Scabrous where it counts, ridiculous when it matters and directed by Jim Carlson to towering ensemblic strength, the Second City e.t.c.'s Disposable Nation offers the kind of comedy that separates us humans from the primordial ooze. And keep your eyes open for several tableaux of simian creatures slowly straightening up into pillars of rational thinking and opposable thumbs—or, at least, slowly straightening up.
Cast members Amanda Blake Davis, Alex Fendrich, Rob Janas, Niki Lindgren, Nicky Margolis and Andy St. Clair wrote the 29th e.t.c. revue as a twisted commentary on fossil fuel-guzzling tree-huggers, scrap bookers in full-tilt emotional meltdown, tots who've learned the power of preemptive strikes and the bullying whims of intelligent beings when it comes to taking back planet status from more helpless entities like Pluto.
There's a cohesion here that's terrific—the cast jells like perfectly calibrated instant pudding—and an originality applied to topics one might think long since lost their comedic usefulness. I mean, the War in Iraq? Is that an easy target at this point or what?
Well, yes, it is; follies always are. But the Second City troupe doesn't just blather about schadenfreude. It goes deep, examining nation-building as a combination of The Swan and Extreme Home Makeover: Weapons of Mass Destruction Edition.

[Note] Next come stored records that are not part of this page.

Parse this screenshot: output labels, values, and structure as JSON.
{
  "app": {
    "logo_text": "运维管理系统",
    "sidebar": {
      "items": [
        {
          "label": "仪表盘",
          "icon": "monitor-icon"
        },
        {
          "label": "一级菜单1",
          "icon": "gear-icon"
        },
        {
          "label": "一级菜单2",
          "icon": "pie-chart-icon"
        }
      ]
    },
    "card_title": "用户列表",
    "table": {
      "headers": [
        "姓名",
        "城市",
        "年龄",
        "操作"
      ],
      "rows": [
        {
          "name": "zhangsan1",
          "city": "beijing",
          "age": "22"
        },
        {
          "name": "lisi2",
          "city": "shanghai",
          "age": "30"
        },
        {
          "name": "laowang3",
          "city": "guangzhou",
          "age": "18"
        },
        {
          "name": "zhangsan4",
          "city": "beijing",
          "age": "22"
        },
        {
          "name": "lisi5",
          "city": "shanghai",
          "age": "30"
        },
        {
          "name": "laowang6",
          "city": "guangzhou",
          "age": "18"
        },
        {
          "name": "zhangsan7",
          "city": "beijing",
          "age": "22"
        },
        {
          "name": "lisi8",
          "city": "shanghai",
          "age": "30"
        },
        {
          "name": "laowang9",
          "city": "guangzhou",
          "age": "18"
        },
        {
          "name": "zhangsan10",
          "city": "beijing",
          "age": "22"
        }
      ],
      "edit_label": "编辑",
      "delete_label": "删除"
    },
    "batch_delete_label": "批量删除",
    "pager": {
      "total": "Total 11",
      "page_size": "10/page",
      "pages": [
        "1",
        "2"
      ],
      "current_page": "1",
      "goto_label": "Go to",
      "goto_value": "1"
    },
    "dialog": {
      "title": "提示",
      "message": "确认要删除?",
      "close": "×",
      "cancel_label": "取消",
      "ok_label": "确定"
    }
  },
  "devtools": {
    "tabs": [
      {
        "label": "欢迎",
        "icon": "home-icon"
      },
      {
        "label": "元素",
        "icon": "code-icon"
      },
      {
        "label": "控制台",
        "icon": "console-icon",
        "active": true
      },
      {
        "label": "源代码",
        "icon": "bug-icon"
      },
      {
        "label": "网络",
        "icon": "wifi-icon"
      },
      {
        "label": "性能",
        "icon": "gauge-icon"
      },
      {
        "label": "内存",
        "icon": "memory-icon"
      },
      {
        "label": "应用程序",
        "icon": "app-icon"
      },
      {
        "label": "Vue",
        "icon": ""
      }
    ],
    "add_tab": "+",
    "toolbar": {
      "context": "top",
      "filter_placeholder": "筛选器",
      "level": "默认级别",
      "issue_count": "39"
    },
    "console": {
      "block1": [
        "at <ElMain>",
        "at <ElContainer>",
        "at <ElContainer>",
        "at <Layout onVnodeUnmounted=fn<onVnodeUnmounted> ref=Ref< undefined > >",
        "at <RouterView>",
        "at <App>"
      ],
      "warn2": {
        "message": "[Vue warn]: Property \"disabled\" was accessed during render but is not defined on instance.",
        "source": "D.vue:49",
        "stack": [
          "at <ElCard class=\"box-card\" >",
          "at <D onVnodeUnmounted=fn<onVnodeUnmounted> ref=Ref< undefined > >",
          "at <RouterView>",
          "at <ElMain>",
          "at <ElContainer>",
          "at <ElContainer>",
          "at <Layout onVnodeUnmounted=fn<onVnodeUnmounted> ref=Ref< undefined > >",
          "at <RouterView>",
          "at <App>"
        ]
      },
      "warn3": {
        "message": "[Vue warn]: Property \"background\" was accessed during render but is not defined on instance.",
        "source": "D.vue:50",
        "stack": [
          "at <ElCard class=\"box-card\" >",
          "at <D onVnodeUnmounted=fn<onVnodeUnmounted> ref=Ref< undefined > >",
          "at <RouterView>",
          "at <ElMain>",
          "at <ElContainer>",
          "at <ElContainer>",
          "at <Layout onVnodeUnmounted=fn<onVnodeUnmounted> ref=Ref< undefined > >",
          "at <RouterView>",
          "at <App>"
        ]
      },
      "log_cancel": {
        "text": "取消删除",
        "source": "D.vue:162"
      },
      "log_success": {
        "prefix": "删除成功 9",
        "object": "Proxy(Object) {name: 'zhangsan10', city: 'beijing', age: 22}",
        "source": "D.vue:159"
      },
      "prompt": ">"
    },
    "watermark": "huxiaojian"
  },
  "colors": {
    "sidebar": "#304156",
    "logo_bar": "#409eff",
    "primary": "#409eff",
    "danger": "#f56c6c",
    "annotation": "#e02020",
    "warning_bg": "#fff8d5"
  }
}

Then there's the inspired, raunchy silliness of the song Angie, ( no, not that one ) , wherein the vocalists wax lyrical about trains in a way that Amtrak will never use as part of a marketing campaign.
And, of course, while nobody in this melting pot of American Dreams we call the United States is racist, Disposable Nation points out that we do have to draw the line somewhere.
You don't want vampires at your key party. You just don't.